ゼロスはクロードを視界に入れながら夕食の調理をしていた。一人で川に向かうクロードが心配なのだ。
クロードも「はい!」とお返事して手を振り返す。こうやって『わたしはだいじょうぶです』と伝えると、ゼロスは安心したような笑顔になった。
その笑顔にクロードは照れ臭い気持ちになる。大切に思われていることがとっても伝わってくるのだ。
これはゼロスにーさまだけではない。イスラにーさまもブレイラもちちうえも、みんなクロードが大好きで大切だ。クロードも家族がとっても大好きだ。厳しいこともあるけれど優しいのである。だから大好き。

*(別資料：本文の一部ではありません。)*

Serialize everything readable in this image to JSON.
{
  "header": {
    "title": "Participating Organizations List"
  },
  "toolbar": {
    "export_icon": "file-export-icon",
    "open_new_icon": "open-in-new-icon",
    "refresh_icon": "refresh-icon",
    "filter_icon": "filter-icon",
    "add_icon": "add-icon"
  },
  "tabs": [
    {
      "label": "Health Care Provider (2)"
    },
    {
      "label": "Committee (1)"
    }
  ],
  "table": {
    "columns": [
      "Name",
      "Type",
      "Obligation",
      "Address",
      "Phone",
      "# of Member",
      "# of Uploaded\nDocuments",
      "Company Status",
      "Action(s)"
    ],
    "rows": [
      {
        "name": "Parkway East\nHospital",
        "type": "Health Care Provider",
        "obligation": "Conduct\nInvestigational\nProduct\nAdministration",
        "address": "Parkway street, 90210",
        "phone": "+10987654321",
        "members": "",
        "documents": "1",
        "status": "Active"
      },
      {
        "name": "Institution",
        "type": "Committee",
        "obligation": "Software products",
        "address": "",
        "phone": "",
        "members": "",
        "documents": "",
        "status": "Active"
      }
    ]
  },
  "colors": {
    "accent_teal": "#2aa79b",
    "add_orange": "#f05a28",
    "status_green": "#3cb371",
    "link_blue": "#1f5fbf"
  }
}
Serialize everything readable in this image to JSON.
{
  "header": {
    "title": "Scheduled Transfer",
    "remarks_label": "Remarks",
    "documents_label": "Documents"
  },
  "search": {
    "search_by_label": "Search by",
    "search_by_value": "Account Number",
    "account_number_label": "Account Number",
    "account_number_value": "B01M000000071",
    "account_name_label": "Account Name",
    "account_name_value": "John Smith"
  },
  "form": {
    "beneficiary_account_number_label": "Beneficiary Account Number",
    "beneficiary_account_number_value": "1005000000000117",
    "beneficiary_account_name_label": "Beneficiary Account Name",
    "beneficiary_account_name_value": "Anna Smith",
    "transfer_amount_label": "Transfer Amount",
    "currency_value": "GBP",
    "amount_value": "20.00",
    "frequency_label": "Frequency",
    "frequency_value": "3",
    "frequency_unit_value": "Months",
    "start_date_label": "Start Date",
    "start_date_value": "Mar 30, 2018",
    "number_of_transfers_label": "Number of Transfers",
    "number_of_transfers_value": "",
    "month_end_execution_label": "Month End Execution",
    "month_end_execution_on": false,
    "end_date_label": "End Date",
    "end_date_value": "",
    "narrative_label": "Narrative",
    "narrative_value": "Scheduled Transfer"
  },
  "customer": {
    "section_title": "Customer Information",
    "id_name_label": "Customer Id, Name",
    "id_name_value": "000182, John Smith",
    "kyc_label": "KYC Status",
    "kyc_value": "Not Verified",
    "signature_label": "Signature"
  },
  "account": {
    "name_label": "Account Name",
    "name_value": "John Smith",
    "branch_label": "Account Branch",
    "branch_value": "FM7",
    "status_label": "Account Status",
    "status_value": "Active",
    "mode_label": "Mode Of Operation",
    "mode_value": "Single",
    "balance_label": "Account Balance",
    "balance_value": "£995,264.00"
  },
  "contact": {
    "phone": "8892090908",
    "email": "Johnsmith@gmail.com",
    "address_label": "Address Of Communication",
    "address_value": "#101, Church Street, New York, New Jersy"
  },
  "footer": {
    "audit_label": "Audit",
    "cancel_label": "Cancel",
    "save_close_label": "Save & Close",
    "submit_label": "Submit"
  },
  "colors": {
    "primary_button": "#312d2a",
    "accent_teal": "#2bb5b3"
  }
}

大好きだけど、大好きだけど…………。思いだすのはさっきの焚き火のこと。
焚き火の炎が小さくなってしまってクロードは慌ててフーフーしたけれど、ゼロスがあっという間に元に戻してしまった。
クロードは焚き火の番をにーさま達から任された時、とても嬉しかった。密猟者退治に協力してくれる? と誘ってもらえて、焚き火の番を任されて、にーさま達から必要とされている気がしてとても嬉しかった。
でも本当は焚き火の番なんて最初からいてもいなくても良かった。そう気付いてしまったのだ。
「…………」
クロードの視線が無意識に下がってしまう。
もやもやした嫌な感覚を覚えてしまう。それはクロードにまとわりついて、どんどん息苦しくなっていく。
もやもやにズブズブ沈んでいきそうになって、慌てて首を横に振った。考えちゃダメだと思ったのだ。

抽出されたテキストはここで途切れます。